Hidden Leaders
Each month, we post a series of blogs around a common topic. This month, Laura Cheifetz is curating a series on leadership development. These blog posts are by people who have been developed as leaders and who, in turn, develop leaders. They are insightful and focused. They offer lessons. What does leadership development look like in your own context? What could it be? We invite you to join the conversation on Facebook and Twitter!
by Richard Williams
In reflecting on how we church folk often think about leadership, it seems we take a pretty singular approach. Considering movie analogies, we seem to think more “The Right Stuff”, and less “Hidden Figures.” We are captivated by the myth of the single, solitary, decisive leader. Our imaginations are much less developed when we try to picture leadership not as a single crown, but rather as a community’s effort — mutual and shared at its foundation.
The Young Adult Volunteer (YAV) program lists leadership development as a core tenet. We encourage participants and staff alike to imagine a wider view of the concept in their year of service. Central in the program’s thinking is a reliance on the Reformed tradition’s insistence that every person is called to serve Christ in world. In this one-year opportunity for young adults to serve alongside local organizations, both in the US and around the world, we aim to meet every young adult where they are in their capacity to be a faithful leader, but to leave none of them in the same place by year’s end. We work to see all of them move, grow, and develop, knowing that process will be different for each volunteer; as different as each of their calls.
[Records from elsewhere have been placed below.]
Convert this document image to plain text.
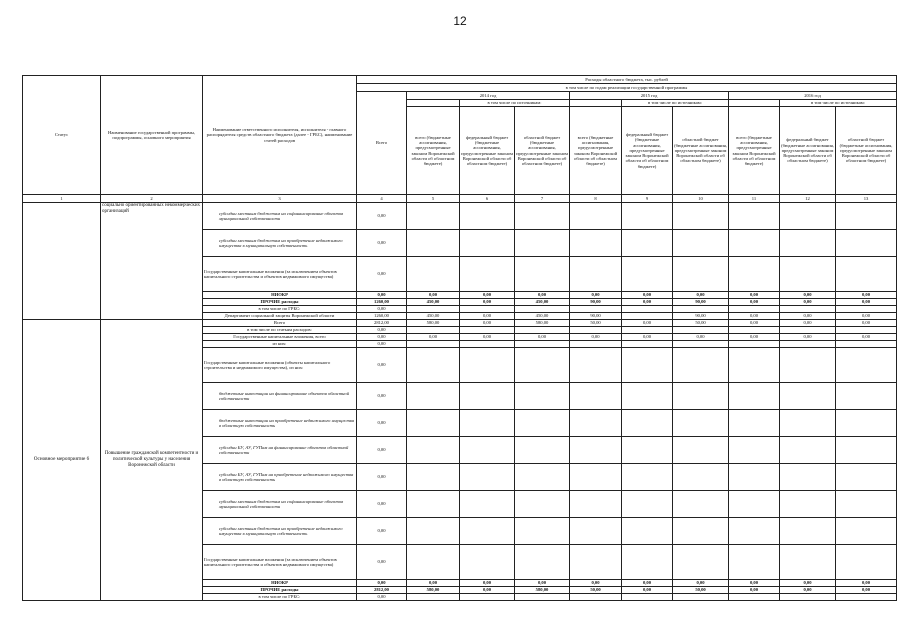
12
Статус	Наименование государственной программы, подпрограммы, основного мероприятия	Наименование ответственного исполнителя, исполнителя - главного распорядителя средств областного бюджета (далее - ГРБС), наименование статей расходов	Расходы областного бюджета, тыс. рублей									
			в том числе по годам реализации государственной программы									
			Всего	2014 год			2015 год			2016 год		
					в том числе по источникам:			в том числе по источникам:			в том числе по источникам:	
				всего (бюджетные ассигнования, предусмотренные законом Воронежской области об областном бюджете)	федеральный бюджет (бюджетные ассигнования, предусмотренные законом Воронежской области об областном бюджете)	областной бюджет (бюджетные ассигнования, предусмотренные законом Воронежской области об областном бюджете)	всего (бюджетные ассигнования, предусмотренные законом Воронежской области об областном бюджете)	федеральный бюджет (бюджетные ассигнования, предусмотренные законом Воронежской области об областном бюджете)	областной бюджет (бюджетные ассигнования, предусмотренные законом Воронежской области об областном бюджете)	всего (бюджетные ассигнования, предусмотренные законом Воронежской области об областном бюджете)	федеральный бюджет (бюджетные ассигнования, предусмотренные законом Воронежской области об областном бюджете)	областной бюджет (бюджетные ассигнования, предусмотренные законом Воронежской области об областном бюджете)
1	2	3	4	5	6	7	8	9	10	11	12	13
	социально ориентированных некоммерческих организаций	субсидии местным бюджетам на софинансирование объектов муниципальной собственности	0,00									
		субсидии местным бюджетам на приобретение недвижимого имущества в муниципальную собственность	0,00									
		Государственные капитальные вложения (за исключением объектов капитального строительства и объектов недвижимого имущества)	0,00									
		НИОКР	0,00	0,00	0,00	0,00	0,00	0,00	0,00	0,00	0,00	0,00
		ПРОЧИЕ расходы	1260,00	450,00	0,00	450,00	90,00	0,00	90,00	0,00	0,00	0,00
		в том числе по ГРБС:	0,00									
		Департамент социальной защиты Воронежской области	1260,00	450,00	0,00	450,00	90,00		90,00	0,00	0,00	0,00
Основное мероприятие 6	Повышение гражданской компетентности и политической культуры у населения Воронежской области	Всего	2812,00	580,00	0,00	580,00	50,00	0,00	50,00	0,00	0,00	0,00
		в том числе по статьям расходов:	0,00									
		Государственные капитальные вложения, всего	0,00	0,00	0,00	0,00	0,00	0,00	0,00	0,00	0,00	0,00
		из них:	0,00									
		Государственные капитальные вложения (объекты капитального строительства и недвижимого имущества), из них:	0,00									
		бюджетные инвестиции на финансирование объектов областной собственности	0,00									
		бюджетные инвестиции на приобретение недвижимого имущества в областную собственность	0,00									
		субсидии БУ, АУ, ГУПам на финансирование объектов областной собственности	0,00									
		субсидии БУ, АУ, ГУПам на приобретение недвижимого имущества в областную собственность	0,00									
		субсидии местным бюджетам на софинансирование объектов муниципальной собственности	0,00									
		субсидии местным бюджетам на приобретение недвижимого имущества в муниципальную собственность	0,00									
		Государственные капитальные вложения (за исключением объектов капитального строительства и объектов недвижимого имущества)	0,00									
		НИОКР	0,00	0,00	0,00	0,00	0,00	0,00	0,00	0,00	0,00	0,00
		ПРОЧИЕ расходы	2812,00	580,00	0,00	580,00	50,00	0,00	50,00	0,00	0,00	0,00
		в том числе по ГРБС:	0,00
Our goals for leadership development results in an intentional shift from focusing solely on the “typical” candidate that meet our society’s unexamined personality markers of stature, outspokenness, and confidence, as well as the identity biases of race, class, and gender and sexuality. Our program’s internal shorthand is that we aren’t only about making the sharpest pencils in the box sharper, but about finding a way for all the pencils in the box to be sharpened into their full potential. While we have all been shaped by images of leadership that are mainly white male dominant, as people of faith we must recognize and embrace different forms of leadership, and then work to change our systems to nurture, develop, call, and support them.
This type of leadership development results in inviting and preparing for a broad section of people to consider engaging in faithful service and leadership development. This makes our work both exciting and timely.
Leadership development is not a quick fix, with results you can see in a few hours or a few months’ time. This is very different than what we are used to seeing, particularly in today’s (insert like, star, crying emoji here) social media culture. Leadership development is on a generational timescale, not the ‘what’s trending’ timescale. A colleague of mine in another faith-based service program shares that they really only look to measure the ‘outcomes’ of their program five years after a participant ended their service. As programs and institutions that are involved in shaping leadership for our church and world (committees on preparation for ministry, seminaries, local congregations, and programs like YAV) we all must be intentional in looking for the long term impact of our work, because these leaders will be responsible for following God’s call and leading our church after most of us reading this blog post are long gone.
I find no greater satisfaction than working with young adults as they continue to seek faithful ways to grow in leadership for our church and our world. As a disillusioned GenXer, I am constantly surprised by how much my work with rising leaders in the YAV program gives me hope and confidence in God’s future. It will be different than where we are right now — thanks be to God. And it will be richer in God’s possibilities — thanks be to God.
Richard Williams is the coordinator of the PC(USA) Young Adult Volunteer Program, a faith-based year-long service experience. He served as a YAV in the Philippines and in Nashville, TN. Richard has served in congregational ministry, campus ministry, and most recently as a Mission coworker in Colombia, South America. Richard is married to Mamie Broadhurst (also a YAV alum!) and lives in Louisville, KY, with their daughter. An aspiring biker, he is always looking to find more ways to make trips on two wheels instead of four.